With the guidance issued to date, companies actually have a clearer path forward in terms of calculating liabilities and determining their approach to compliance, says Sue Lippe, a partner at EY in international tax services. “There are definitely a lot of questions being asked, but a lot of clarifications have been made through the notices,” she says. “Now it’s probably more resources and time as it relates to transition tax calculations.”

Even with short-term issues addressed in the early part of 2018, there’s plenty more to come. Companies still need to work out how to comply with the “global intangible low tax income” or GILTI provisions of the law, says Dave Warco, international tax partner at Deloitte. These are anti-deferral provisions, he says, creating a new category of income that recognizes a percentage of previously deferred foreign earnings.
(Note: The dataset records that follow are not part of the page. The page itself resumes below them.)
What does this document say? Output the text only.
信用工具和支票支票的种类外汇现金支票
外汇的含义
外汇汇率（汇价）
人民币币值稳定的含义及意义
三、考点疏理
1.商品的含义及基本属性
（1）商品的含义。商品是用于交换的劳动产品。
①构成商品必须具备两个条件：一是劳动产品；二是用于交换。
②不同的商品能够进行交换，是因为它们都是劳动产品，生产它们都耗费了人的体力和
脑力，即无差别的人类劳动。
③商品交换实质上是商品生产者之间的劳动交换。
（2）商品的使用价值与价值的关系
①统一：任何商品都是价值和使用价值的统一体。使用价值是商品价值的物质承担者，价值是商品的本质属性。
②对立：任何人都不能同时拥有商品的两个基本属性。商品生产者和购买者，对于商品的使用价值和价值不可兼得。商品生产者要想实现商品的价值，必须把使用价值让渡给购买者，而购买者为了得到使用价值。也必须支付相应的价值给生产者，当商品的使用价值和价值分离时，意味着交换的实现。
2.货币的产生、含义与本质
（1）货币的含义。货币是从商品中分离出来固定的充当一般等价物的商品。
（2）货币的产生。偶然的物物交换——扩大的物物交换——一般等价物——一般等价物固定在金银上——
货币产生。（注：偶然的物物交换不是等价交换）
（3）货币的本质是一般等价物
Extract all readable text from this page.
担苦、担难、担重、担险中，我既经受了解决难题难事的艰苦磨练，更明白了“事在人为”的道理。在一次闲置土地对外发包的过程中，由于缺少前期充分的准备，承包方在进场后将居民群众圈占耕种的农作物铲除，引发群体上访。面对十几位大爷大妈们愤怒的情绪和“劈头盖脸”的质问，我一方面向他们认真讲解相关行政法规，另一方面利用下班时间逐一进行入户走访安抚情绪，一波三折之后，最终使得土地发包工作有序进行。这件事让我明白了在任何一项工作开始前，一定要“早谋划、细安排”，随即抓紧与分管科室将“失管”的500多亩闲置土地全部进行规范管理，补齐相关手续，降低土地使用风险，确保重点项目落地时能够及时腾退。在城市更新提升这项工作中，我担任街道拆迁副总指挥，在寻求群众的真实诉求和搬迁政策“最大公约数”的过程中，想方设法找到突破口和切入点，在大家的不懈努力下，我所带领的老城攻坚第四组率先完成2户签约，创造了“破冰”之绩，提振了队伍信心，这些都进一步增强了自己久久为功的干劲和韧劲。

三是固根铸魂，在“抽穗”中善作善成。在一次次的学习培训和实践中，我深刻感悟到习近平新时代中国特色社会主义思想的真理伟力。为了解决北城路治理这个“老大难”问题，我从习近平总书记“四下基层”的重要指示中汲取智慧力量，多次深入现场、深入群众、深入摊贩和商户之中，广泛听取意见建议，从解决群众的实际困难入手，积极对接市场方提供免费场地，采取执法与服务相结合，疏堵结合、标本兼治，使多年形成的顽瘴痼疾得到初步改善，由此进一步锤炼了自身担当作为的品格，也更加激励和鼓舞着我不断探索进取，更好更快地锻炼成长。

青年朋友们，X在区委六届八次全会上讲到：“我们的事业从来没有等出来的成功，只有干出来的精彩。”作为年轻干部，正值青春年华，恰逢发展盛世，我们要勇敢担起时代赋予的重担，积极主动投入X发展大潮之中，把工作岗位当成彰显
Companies are crunching those numbers, and many are coming up with answers that don’t make sense, says Warco. “This is where a lot of time is being spent,” he says. “We see the vast majority where this rule applies where it will increase their effective tax rate.”

Questions about the “foreign derived intangible income” (FIDI) and “base erosion and anti-abuse tax (BEAT) provisions are also piling on,” says Greenwald. “We still don’t have guidance on any of that,” he says.

The need for more direction and technical detail on these new provisions is “uniquely problematic,” says Mike Dolan, a national director of KPMG’s national tax practice, because some of the rules are retroactive to the 2017 tax return for companies. “People have identified this as prime and principle for additional guidance,” he says, but the guidance machinery does not move swiftly. “There’s going to be a lot of waiting to see what kind of guidance can clarify many aspects of the law before people have to take their positions for the 2018 tax year.”